Celebrated as one of the most influential figures in modern science, Alan Turing once wrote of himself, “I’m afraid that the following syllogism may be used by some in the future. Turing believes machines think. Turing lies with men. Therefore machines do not think.” Over half a century later, both his beliefs and his crimes absolved, the opening of the Alan Turing Institute solidified a nationwide push to cultivate data sciences in the UK. Its recent rebrand aims to showcase the fruits of forward-thinking.

Founded in 2015, six years after Turing’s public pardon, the institute receives primary funding from the Engineering and Physical Sciences Research Council (EPSRC), as well as the collective involvement of the UK’s top universities, namely Cambridge, Oxford, Edinburgh, UCL and Warwick. Headquartered in the British Library, direct engagement with the Department of Business, Innovation and Skills, as well as the Government Office for Science have centred research as a cornerstone of the institute’s public outlook.

London-based design studio, Red&White, undertook the rebrand with a high degree of consideration for the cultural outreach of the institute, removing masculine connotations of previous imagery and creating an alluring, thought-provoking new visual. The new design incorporates the workings of renowned mathematician Leonardo Bonacci, better known as Fibonacci, and his well-known integer sequence, used in Red&White’s case to underscore the institute’s visuals with a creative and colourful backdrop.
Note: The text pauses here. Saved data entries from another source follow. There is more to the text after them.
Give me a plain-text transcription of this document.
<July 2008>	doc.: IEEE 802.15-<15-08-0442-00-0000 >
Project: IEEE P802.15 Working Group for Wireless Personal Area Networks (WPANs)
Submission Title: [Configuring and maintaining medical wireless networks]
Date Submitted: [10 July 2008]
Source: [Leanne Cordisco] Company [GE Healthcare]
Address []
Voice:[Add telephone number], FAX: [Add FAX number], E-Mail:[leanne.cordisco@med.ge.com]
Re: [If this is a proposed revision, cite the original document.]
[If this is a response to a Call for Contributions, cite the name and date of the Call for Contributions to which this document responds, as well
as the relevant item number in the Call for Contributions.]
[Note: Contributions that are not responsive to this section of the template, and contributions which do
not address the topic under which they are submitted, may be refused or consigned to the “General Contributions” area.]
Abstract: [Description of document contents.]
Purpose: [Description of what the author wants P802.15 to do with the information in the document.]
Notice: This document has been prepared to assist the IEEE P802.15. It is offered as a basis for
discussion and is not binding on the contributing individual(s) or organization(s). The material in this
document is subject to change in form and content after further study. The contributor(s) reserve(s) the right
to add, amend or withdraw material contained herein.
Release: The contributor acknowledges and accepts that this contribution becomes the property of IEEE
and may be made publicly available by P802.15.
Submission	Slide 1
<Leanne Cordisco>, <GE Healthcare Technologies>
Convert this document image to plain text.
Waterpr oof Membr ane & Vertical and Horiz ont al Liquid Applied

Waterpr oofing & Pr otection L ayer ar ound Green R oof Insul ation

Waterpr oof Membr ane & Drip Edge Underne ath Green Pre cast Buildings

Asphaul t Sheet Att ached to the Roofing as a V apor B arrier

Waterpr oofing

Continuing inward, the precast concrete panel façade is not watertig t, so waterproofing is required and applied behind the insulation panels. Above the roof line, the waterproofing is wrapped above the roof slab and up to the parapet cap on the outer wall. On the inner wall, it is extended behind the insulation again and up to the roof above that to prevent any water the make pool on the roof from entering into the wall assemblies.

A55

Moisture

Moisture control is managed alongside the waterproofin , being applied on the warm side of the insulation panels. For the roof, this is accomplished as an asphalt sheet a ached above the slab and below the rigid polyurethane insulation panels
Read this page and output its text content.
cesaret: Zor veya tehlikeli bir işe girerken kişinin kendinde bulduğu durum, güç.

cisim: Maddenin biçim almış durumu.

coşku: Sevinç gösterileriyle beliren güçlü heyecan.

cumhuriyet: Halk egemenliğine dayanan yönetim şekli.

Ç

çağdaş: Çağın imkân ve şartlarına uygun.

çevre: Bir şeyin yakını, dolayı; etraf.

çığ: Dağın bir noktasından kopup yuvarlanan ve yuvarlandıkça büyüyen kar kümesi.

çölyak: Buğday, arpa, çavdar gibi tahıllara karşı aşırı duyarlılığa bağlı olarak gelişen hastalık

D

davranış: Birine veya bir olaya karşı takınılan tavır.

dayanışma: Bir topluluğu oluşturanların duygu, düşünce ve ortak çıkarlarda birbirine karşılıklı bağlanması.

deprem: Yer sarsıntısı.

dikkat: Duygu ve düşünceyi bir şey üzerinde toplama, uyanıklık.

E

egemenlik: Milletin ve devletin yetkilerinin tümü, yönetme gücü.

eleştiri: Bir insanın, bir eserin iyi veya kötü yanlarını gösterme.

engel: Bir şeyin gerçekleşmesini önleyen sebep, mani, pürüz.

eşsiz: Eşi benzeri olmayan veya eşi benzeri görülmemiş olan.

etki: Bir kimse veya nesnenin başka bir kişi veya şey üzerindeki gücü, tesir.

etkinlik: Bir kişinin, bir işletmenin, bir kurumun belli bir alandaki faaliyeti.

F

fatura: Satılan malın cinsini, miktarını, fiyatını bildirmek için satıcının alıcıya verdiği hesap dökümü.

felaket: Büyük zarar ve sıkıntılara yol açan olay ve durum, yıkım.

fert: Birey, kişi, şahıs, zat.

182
Accompanied by a layered artwork, the rebrand integrates a new, sans-serif Haas Unica typeface into the design, with a varied range of 13 different colours illustrating the rebrand. The formation of the signage shows Turing’s name protruding, an indentation that, for Red&White’s design director, Nima Falatoori, highlights the “pioneering, eccentric” nature of the institution. Falatoori continues, “Alan Turing is a significant figurehead, so we physically moved his name forward to represent the idea of being forward-thinking, making it a bit off-centre represents the way he challenged things around him and looked at things in different ways.”

The new design is set to roll out across the range of online platforms, with marketing materials and wider interior implementation to follow.